The attachment section below has a high resolution PNG and a PDF file of the plot.

The curvature of the drift trajectories (red arrows) at the N-E in the case of individuals reveals the existence of eddies in this region. The orientation arrows (black ones) suggest that larvae do not orient in any consistent manner in response to the eddy or in relation to the island.

Schools however, seem to be more consistently oriented Southward. A test reveals that this tendency is actually significant. The plot allows to relate this orientation and it appears that current is flowing mostly Northward. This is again significant: larvae tend to orient against the main flow, even though they drift with it.

The biological interpretation of this is twofold:

1. orienting against the main flow allows to stay roughly in place, which is sensible for these baby fish because they need to wait for the night to reach the reef (too many predators are lurking during the day)
2. schools seem to orient better than individual, which is basically because bad orientation of some members of the school is compensated by good orientation of others.

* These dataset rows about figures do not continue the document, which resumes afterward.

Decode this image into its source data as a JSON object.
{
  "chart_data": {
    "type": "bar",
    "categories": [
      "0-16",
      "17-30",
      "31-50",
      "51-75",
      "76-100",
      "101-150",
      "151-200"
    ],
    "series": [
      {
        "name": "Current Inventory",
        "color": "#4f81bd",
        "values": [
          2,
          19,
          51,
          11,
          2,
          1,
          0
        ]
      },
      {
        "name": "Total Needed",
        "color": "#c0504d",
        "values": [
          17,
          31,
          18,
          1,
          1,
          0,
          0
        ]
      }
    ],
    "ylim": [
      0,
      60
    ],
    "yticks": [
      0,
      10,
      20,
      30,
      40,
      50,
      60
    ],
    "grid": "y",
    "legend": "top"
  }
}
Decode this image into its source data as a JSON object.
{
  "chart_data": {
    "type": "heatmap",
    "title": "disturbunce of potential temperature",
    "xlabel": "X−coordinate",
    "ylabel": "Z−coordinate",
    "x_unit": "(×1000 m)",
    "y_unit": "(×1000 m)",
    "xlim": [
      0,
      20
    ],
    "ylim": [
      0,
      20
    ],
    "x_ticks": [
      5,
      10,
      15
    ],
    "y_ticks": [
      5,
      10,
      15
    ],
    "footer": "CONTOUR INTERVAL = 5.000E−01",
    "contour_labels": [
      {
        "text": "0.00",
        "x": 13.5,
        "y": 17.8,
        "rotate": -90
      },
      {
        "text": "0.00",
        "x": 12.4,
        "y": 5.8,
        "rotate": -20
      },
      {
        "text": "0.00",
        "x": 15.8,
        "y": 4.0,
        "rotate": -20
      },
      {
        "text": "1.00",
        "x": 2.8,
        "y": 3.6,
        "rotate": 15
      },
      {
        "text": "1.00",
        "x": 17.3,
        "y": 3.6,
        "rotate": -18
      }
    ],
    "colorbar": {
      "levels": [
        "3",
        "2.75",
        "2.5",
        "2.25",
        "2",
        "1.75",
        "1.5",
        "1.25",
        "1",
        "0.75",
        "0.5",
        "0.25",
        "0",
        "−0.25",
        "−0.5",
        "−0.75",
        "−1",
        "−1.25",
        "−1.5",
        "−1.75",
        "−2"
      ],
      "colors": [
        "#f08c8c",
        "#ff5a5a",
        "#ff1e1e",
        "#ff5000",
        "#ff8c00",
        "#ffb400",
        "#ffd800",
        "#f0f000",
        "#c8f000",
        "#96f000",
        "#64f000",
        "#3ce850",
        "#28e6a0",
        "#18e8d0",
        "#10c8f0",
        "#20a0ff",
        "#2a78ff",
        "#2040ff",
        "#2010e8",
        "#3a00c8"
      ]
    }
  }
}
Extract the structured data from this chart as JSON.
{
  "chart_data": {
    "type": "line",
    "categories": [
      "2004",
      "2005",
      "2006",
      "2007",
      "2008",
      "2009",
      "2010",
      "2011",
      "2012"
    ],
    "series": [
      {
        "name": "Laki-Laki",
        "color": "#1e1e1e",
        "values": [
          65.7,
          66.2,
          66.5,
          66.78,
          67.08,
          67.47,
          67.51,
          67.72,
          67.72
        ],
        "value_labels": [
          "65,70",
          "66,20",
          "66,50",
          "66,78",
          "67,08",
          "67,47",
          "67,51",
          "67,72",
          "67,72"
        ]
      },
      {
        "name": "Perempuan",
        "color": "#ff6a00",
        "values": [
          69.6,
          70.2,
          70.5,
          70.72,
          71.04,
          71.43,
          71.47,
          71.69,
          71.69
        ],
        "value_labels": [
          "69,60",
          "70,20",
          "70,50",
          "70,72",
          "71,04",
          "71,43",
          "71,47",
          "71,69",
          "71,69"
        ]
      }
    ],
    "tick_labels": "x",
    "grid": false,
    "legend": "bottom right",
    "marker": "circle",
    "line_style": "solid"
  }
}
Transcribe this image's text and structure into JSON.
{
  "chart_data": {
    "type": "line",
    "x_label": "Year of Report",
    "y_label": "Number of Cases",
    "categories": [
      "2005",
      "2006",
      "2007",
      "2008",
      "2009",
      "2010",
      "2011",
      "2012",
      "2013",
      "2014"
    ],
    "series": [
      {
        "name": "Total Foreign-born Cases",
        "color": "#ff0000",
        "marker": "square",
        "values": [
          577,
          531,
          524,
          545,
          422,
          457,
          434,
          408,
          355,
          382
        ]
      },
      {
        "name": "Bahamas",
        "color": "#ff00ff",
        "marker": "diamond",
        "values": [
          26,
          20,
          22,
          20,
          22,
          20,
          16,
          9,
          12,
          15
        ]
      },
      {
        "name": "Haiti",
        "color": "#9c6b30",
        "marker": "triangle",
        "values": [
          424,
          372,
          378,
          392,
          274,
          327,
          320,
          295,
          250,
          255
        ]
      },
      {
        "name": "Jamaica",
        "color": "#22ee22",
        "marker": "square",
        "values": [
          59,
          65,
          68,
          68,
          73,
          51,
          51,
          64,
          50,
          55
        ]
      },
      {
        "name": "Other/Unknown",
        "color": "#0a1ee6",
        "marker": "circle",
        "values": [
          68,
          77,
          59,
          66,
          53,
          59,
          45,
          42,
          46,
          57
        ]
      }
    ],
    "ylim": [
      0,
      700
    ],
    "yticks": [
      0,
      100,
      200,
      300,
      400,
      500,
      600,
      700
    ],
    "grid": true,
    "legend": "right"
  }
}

After these spatial observations, I focused on one possible explanation of the orientation behaviour, which was suggested by previous studies: larval fish might orient with respect to the sun!

As a first step (and this will be the only step presented here) I tried to relate the direction of orientation to the time of the day, which is correlated with the azimuth of the sun in the sky. To do that I plotted the mean angle and coloured it according to the time of the day. The polar coordinates of ggplot came handy to represent those angles:

library("ggplot2")

load("ggplot-case-study.Rdata")

# compute time of the day (hour)
s$hour = as.numeric(substr(s$timeIn,1,2)) + as.numeric(substr(s$timeIn,4,5))/60

# create a fake y column to visually separate schools from individuals while
# still keeping them on the same plot. The main purpose of this plot is not
# to compare schools to individuals so it does not need to oppose them as
# strongly as the preceding one.
s$y = ifelse(s$nbFish=="school",0.9,1.1)

# plot angles of orientation, coloured depending on time of the day
ggplot() + geom_point(aes(x=mean, y=y, colour=hour, shape=nbFish), data=s,
                      size=3, alpha=0.7) +
         scale_colour_gradient("Hour of day") +
         scale_shape("Number of fishes") +
         coord_polar() +
         scale_x_continuous("", limits=c(0,360),
                      breaks=seq(0,360-1,by=45),
                      labels=c("N","N-E","E","S-E","S","S-W","W","N-W")) +
         scale_y_continuous("",limits=c(0,1.2), breaks=1)
# add custom, geographical labels for the angle
# remove most the grid on Y. Y has no real meaning here

This plots also highlights the South-western direction of schools (triangles), but in a way that is more difficult to relate to reality than the first one.

The fact that colors are mostly mixed everywhere suggests that there is no evident relation with the time of the day. And indeed, a circular regression of orientation angles against either time of day or the computed azimuth of the sun is not significant.

So it would seem those baby fish were in fact not using the sun to orient. What they actually use is still a mystery…

— Jean-Olivier Irisson

Rosenstiel School of Marine and Atmospheric Sciences, University of Miami, Florida, USA.